You will be walking along the pontoon, and there will be all the usual suspects: the Sun Odysseys, Océanis’, Hallberg Rassys, Feelings… and then there is Haji. She isn’t the prettiest of the lot, but man does she look loved, and lived in, and ready to cross Ocean after Ocean.
My favourite thing about being on board is all the history, everywhere you look. Little notes dotted around, in Grandad’s scrawl, telling you what or what not to do. Even the height of the ceiling was intended for him, just clearing his head. There are photos on the walls, and three illustrations from articles that Grandad wrote. To give you an insight into life on Haji back in the day, here is one of those same articles.

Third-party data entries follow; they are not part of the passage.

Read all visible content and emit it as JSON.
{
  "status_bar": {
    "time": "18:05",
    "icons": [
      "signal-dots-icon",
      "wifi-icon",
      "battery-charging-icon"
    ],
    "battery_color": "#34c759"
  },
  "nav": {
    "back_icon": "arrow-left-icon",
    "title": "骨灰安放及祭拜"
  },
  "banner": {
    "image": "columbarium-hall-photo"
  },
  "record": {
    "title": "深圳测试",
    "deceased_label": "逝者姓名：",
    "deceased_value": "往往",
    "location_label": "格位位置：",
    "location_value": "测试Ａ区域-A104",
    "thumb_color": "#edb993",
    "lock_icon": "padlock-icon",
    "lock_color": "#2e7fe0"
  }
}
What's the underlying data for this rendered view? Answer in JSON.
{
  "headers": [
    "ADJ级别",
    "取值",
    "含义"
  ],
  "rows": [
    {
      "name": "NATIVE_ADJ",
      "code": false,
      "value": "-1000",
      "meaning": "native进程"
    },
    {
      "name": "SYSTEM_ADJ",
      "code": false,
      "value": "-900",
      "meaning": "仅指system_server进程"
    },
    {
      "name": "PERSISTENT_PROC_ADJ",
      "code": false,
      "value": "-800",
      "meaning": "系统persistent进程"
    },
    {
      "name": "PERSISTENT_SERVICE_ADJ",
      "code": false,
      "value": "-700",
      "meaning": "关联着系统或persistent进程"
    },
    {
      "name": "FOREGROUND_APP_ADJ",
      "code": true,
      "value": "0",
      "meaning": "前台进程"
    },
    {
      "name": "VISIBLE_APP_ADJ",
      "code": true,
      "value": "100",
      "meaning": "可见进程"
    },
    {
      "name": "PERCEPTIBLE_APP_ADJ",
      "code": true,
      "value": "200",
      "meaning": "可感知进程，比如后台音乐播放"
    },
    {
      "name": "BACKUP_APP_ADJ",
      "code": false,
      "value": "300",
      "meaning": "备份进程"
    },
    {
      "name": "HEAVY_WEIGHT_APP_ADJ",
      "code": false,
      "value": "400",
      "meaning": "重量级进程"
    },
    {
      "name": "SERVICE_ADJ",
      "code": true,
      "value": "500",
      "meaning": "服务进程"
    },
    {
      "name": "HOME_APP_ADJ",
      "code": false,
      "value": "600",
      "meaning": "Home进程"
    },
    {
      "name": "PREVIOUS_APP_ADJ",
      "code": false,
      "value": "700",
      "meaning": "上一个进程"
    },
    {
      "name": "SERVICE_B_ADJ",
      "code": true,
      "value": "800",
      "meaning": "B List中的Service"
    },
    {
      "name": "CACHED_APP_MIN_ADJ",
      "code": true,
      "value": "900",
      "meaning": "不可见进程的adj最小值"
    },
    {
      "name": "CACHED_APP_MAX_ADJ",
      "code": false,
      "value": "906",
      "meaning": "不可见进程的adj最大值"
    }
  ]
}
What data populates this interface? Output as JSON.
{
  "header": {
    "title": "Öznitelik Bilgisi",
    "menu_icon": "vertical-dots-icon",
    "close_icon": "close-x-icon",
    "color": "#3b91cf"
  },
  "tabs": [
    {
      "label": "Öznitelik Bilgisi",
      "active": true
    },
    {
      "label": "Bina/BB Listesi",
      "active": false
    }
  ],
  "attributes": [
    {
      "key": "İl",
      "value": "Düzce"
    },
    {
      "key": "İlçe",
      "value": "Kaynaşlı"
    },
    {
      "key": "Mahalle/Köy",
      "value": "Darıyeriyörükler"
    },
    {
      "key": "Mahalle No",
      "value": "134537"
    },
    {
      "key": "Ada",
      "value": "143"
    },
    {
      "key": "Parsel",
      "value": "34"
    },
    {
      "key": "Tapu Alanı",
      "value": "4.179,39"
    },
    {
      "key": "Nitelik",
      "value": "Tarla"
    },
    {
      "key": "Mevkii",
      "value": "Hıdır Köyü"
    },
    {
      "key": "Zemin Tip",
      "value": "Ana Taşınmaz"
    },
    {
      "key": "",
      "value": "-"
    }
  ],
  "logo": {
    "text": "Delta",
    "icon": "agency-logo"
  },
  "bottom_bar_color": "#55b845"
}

“It’s amazing how the compulsion to prove yourself right can persuade you to take foolhardy risks particularly when you are up against the opinions of your spouse.

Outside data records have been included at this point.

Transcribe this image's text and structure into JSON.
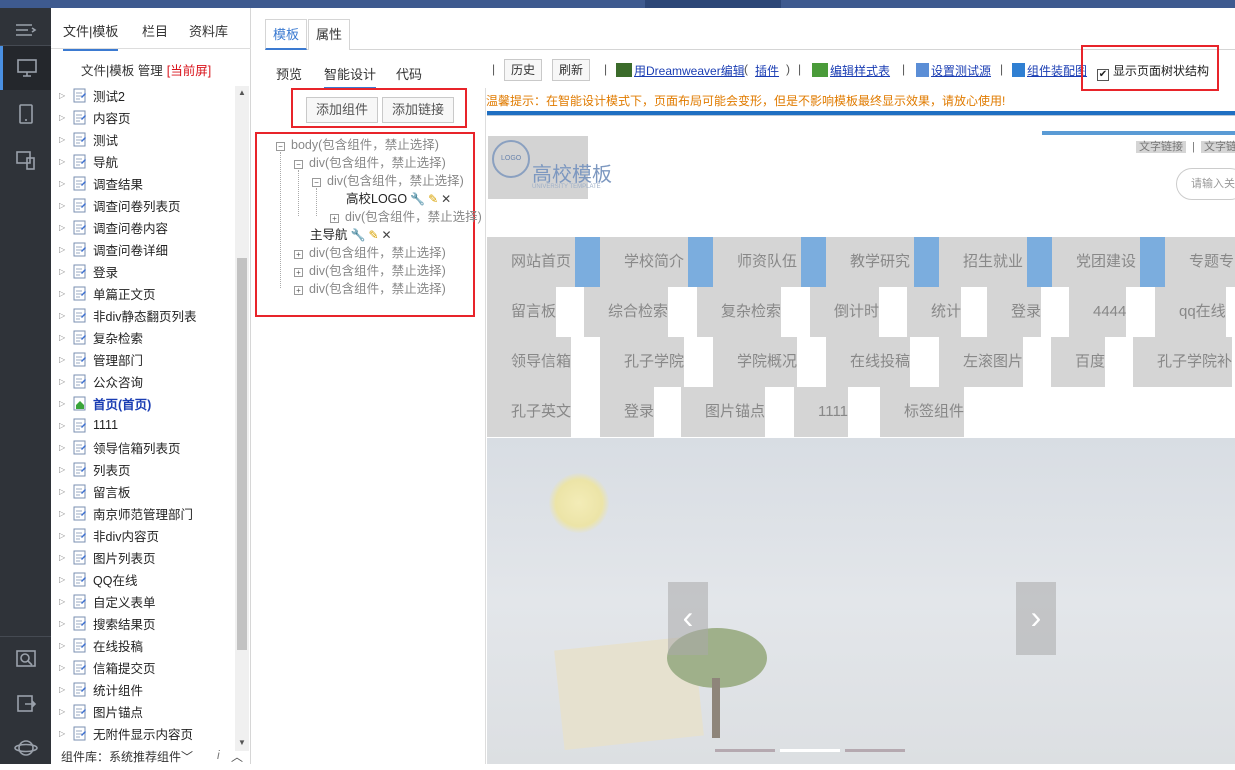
{
  "file_panel": {
    "tabs": [
      "文件|模板",
      "栏目",
      "资料库"
    ],
    "header_prefix": "文件|模板 管理",
    "header_current": "[当前屏]",
    "items": [
      {
        "label": "测试2"
      },
      {
        "label": "内容页"
      },
      {
        "label": "测试"
      },
      {
        "label": "导航"
      },
      {
        "label": "调查结果"
      },
      {
        "label": "调查问卷列表页"
      },
      {
        "label": "调查问卷内容"
      },
      {
        "label": "调查问卷详细"
      },
      {
        "label": "登录"
      },
      {
        "label": "单篇正文页"
      },
      {
        "label": "非div静态翻页列表"
      },
      {
        "label": "复杂检索"
      },
      {
        "label": "管理部门"
      },
      {
        "label": "公众咨询"
      },
      {
        "label": "首页",
        "suffix": "(首页)",
        "home": true
      },
      {
        "label": "1111"
      },
      {
        "label": "领导信箱列表页"
      },
      {
        "label": "列表页"
      },
      {
        "label": "留言板"
      },
      {
        "label": "南京师范管理部门"
      },
      {
        "label": "非div内容页"
      },
      {
        "label": "图片列表页"
      },
      {
        "label": "QQ在线"
      },
      {
        "label": "自定义表单"
      },
      {
        "label": "搜索结果页"
      },
      {
        "label": "在线投稿"
      },
      {
        "label": "信箱提交页"
      },
      {
        "label": "统计组件"
      },
      {
        "label": "图片锚点"
      },
      {
        "label": "无附件显示内容页"
      }
    ],
    "bottom_label": "组件库：系统推荐组件"
  },
  "main": {
    "tabs": [
      "模板",
      "属性"
    ],
    "subtabs": [
      "预览",
      "智能设计",
      "代码"
    ],
    "toolbar": {
      "history": "历史",
      "refresh": "刷新",
      "dw_edit": "用Dreamweaver编辑",
      "plugin": "插件",
      "edit_style": "编辑样式表",
      "set_test_source": "设置测试源",
      "component_map": "组件装配图",
      "show_tree": "显示页面树状结构"
    },
    "add_component": "添加组件",
    "add_link": "添加链接",
    "tree": {
      "body": "body(包含组件，禁止选择)",
      "div": "div(包含组件，禁止选择)",
      "logo": "高校LOGO",
      "main_nav": "主导航"
    }
  },
  "preview": {
    "tip": "温馨提示：在智能设计模式下，页面布局可能会变形，但是不影响模板最终显示效果，请放心使用!",
    "top_links": [
      "文字链接",
      "文字链"
    ],
    "logo_seal_text": "LOGO",
    "logo_name": "高校模板",
    "logo_en": "UNIVERSITY TEMPLATE",
    "search_placeholder": "请输入关",
    "nav_rows": [
      [
        "网站首页",
        "学校简介",
        "师资队伍",
        "教学研究",
        "招生就业",
        "党团建设",
        "专题专"
      ],
      [
        "留言板",
        "综合检索",
        "复杂检索",
        "倒计时",
        "统计",
        "登录",
        "4444",
        "qq在线"
      ],
      [
        "领导信箱",
        "孔子学院",
        "学院概况",
        "在线投稿",
        "左滚图片",
        "百度",
        "孔子学院补"
      ],
      [
        "孔子英文",
        "登录",
        "图片锚点",
        "1111",
        "标签组件"
      ]
    ]
  }
}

We were at anchor in the intra coastal waterway off Titusville, Florida, and needed a new backstay, so we rowed the inflatable dinghy into the Marina to land at the boatyard. In the murky water, the Mate (Nan) noticed something floating – a brand-new stepladder, which we returned to shore.

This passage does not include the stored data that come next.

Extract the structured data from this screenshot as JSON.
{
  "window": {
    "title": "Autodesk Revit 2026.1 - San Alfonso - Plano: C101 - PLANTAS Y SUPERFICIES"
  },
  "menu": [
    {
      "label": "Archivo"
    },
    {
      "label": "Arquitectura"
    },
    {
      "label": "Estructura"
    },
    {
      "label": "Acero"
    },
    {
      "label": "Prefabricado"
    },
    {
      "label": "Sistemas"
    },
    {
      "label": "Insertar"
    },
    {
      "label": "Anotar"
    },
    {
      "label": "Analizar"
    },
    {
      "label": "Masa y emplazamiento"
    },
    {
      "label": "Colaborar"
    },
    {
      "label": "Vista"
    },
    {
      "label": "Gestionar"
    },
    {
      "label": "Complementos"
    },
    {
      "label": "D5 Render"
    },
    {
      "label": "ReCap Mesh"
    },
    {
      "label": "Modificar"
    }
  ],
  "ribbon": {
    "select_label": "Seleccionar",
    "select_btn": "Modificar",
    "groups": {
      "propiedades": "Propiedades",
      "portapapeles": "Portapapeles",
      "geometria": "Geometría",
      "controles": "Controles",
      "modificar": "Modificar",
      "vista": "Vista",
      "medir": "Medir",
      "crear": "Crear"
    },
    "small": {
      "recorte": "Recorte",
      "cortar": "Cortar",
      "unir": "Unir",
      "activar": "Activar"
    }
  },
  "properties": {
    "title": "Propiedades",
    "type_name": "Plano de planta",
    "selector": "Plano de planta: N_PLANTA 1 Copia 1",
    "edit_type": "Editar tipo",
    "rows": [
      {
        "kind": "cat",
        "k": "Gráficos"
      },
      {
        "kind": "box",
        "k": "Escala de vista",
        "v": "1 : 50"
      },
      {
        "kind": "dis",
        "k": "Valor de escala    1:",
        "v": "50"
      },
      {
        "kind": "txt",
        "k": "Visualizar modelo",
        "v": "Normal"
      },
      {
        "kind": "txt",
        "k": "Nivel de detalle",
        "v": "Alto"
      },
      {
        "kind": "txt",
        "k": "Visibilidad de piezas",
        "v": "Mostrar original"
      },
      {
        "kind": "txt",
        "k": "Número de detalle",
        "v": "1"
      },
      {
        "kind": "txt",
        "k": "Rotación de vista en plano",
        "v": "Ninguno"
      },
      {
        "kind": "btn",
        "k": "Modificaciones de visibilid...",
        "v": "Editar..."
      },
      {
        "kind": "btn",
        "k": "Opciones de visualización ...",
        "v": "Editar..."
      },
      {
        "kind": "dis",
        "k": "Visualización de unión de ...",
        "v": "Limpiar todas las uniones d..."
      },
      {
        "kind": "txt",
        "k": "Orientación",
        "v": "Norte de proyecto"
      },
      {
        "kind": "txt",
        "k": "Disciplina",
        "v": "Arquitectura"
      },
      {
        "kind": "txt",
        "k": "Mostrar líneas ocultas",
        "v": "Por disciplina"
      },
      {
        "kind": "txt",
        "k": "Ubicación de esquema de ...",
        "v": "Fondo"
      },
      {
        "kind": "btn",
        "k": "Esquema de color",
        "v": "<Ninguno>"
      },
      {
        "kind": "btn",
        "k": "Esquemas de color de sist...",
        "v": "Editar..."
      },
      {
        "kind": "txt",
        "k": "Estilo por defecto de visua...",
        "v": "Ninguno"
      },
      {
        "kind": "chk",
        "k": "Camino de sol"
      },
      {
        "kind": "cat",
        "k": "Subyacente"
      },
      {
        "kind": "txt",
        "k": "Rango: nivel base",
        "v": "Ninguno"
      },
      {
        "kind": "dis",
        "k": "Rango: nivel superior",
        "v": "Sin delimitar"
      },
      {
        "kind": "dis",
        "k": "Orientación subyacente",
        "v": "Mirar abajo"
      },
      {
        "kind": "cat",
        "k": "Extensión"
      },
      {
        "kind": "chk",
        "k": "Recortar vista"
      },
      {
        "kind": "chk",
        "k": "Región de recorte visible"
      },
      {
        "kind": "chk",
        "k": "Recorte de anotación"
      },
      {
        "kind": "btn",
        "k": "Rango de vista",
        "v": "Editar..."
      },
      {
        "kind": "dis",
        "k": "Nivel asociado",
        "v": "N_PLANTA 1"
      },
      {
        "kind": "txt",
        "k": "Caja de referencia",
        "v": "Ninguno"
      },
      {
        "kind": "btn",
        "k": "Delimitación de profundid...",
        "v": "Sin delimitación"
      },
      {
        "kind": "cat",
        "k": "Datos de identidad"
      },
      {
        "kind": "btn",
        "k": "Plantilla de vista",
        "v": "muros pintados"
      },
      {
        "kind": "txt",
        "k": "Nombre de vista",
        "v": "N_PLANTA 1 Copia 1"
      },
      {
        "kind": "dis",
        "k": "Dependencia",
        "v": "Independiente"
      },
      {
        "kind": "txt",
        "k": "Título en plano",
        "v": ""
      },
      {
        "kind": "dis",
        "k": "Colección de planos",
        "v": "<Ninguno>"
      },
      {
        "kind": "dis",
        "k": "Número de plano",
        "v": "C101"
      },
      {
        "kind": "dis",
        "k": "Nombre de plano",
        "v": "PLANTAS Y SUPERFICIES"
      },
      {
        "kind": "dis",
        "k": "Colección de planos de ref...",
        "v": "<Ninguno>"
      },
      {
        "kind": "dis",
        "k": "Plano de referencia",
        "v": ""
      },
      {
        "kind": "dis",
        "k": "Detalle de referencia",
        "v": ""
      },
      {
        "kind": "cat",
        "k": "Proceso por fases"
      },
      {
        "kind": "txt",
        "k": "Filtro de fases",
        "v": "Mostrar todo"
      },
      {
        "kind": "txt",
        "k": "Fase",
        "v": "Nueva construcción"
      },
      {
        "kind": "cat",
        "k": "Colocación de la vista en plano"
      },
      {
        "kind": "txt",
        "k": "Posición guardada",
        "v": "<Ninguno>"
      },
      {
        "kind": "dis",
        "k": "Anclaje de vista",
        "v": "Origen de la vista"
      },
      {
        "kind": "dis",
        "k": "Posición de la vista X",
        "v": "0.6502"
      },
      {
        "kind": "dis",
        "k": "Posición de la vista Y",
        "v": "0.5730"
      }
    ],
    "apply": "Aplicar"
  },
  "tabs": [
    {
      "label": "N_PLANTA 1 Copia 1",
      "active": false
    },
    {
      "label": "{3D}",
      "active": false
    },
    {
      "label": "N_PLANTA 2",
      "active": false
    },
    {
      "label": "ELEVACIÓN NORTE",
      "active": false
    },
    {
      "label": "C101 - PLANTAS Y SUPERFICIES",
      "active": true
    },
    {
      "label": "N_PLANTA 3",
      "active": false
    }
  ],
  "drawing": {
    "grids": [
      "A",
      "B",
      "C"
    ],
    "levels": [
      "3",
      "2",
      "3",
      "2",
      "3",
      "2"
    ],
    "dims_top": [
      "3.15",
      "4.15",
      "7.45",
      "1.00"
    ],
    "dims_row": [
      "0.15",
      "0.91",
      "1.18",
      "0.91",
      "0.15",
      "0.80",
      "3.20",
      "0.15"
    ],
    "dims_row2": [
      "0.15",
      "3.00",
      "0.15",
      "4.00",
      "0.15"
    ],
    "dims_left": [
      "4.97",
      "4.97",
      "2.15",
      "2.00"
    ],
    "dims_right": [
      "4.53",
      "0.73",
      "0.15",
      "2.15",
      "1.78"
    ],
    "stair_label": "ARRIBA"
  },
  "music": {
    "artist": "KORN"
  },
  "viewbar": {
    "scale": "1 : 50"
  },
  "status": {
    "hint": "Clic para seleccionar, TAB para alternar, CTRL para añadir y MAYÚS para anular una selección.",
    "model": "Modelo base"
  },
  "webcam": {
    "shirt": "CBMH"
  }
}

After completing our business, I was rowing back to the boat with my wife, when she said; ‘there’s another stepladder in the water.’
The subsequent conversation went something like this (modified – it was a very hot day):
Skipper: ‘No it’s not, it’s an alligator.’
Mate: ‘Don’t be silly. This is a marina, you don’t find alligators in marinas.’
I decided not to exacerbate the argument, but rowed quietly towards the object, which was lying stern on to us on the way to the Marina entrance.
We drew alongside the object, which proved somewhat longer than our Redcrest inflatable dinghy. The mate had lost interest and was looking the other way, so J got her attention by shouting ‘look!’ and poking it with an oar. Fortunately, the alligator did not take offence, but merely woke up and got underway towards the marina entrance, whilst my wife screamed and dived for the bottom of the dinghy with her hands over her head.
Point made: Skipper right again!
Now, I have great respect for the comparative strength of Avons over there inflatables; however, the probable result of interaction between this large alligator and our ancient Redcrest did not take long to sink long and did not bear contemplation. Thus, it was a somewhat subdued skipper who followed the alligator (at a respectful distance) back out to the anchorage and the safety of our Rival yacht.
In my defence, I can only say I did not expect the alligator to be that big! They are not as aggressive as crocodiles, and, anyway, it was the only way to prove the Skipper right.”